Change 562849 had a related patch set uploaded (by Ema; owner: Ema):
[operations/puppet@production] Revert "ATS: assign 8G instead of 2G to RAM caches on ats-be"

Change 562849 merged by Ema:
[operations/puppet@production] Revert "ATS: assign 8G instead of 2G to RAM caches on ats-be"
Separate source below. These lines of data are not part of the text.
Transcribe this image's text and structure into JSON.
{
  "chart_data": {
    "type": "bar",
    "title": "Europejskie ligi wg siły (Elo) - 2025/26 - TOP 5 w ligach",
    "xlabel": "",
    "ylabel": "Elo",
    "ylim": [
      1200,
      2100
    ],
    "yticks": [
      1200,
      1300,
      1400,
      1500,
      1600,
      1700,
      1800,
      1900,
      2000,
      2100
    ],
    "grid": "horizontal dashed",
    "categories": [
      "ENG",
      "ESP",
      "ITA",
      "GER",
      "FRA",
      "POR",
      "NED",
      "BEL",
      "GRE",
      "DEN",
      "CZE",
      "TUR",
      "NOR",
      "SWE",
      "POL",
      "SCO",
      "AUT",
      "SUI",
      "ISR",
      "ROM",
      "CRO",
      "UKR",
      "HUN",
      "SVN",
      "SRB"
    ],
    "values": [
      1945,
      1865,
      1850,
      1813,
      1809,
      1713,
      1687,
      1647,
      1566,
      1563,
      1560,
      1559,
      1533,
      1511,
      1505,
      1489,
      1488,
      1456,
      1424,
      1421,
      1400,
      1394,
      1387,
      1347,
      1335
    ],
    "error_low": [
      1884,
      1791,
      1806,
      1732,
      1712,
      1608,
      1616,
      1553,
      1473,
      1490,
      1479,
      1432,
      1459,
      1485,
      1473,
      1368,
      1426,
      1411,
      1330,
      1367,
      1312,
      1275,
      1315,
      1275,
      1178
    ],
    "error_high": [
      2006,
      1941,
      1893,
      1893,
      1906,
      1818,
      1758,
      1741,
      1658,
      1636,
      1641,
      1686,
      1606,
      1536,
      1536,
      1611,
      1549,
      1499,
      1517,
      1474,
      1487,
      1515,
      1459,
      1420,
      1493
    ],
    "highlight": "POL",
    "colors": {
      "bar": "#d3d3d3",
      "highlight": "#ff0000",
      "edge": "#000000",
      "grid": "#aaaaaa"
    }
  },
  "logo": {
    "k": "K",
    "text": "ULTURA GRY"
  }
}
Mentioned in SAL (#wikimedia-operations) [2020-03-16T08:02:48Z] <ema> cp4025 restart trafficserver-tls to clear 'tls process restarted' alert T241593 T185968

Untagging observability for now since there doesn't seem to be any action

BBlack subscribed.

The swap of Traffic for Traffic-Icebox in this ticket's set of tags was based on a bulk action for all such tickets that haven't been updated in 6 months or more. This does not imply any human judgement about the validity or importance of the task, and is simply the first step in a larger task cleanup effort. Further manual triage and/or requests for updates will happen this month for all such tickets. For more detail, have a look at the extended explanation on the main page of Traffic-Icebox . Thank you!

BCornwall subscribed.

This ticket is in a weird place: ats-tls is no longer in use, but the fact that *both* ats-tls and varnish-fe had these same failures points to a more generalized issue. However, this hasn't had any progress for 3 years... and I don't see any incident report for 2019-12-30.

I'm going to close this with the expectation that, if this is still an issue, it will be re-opened.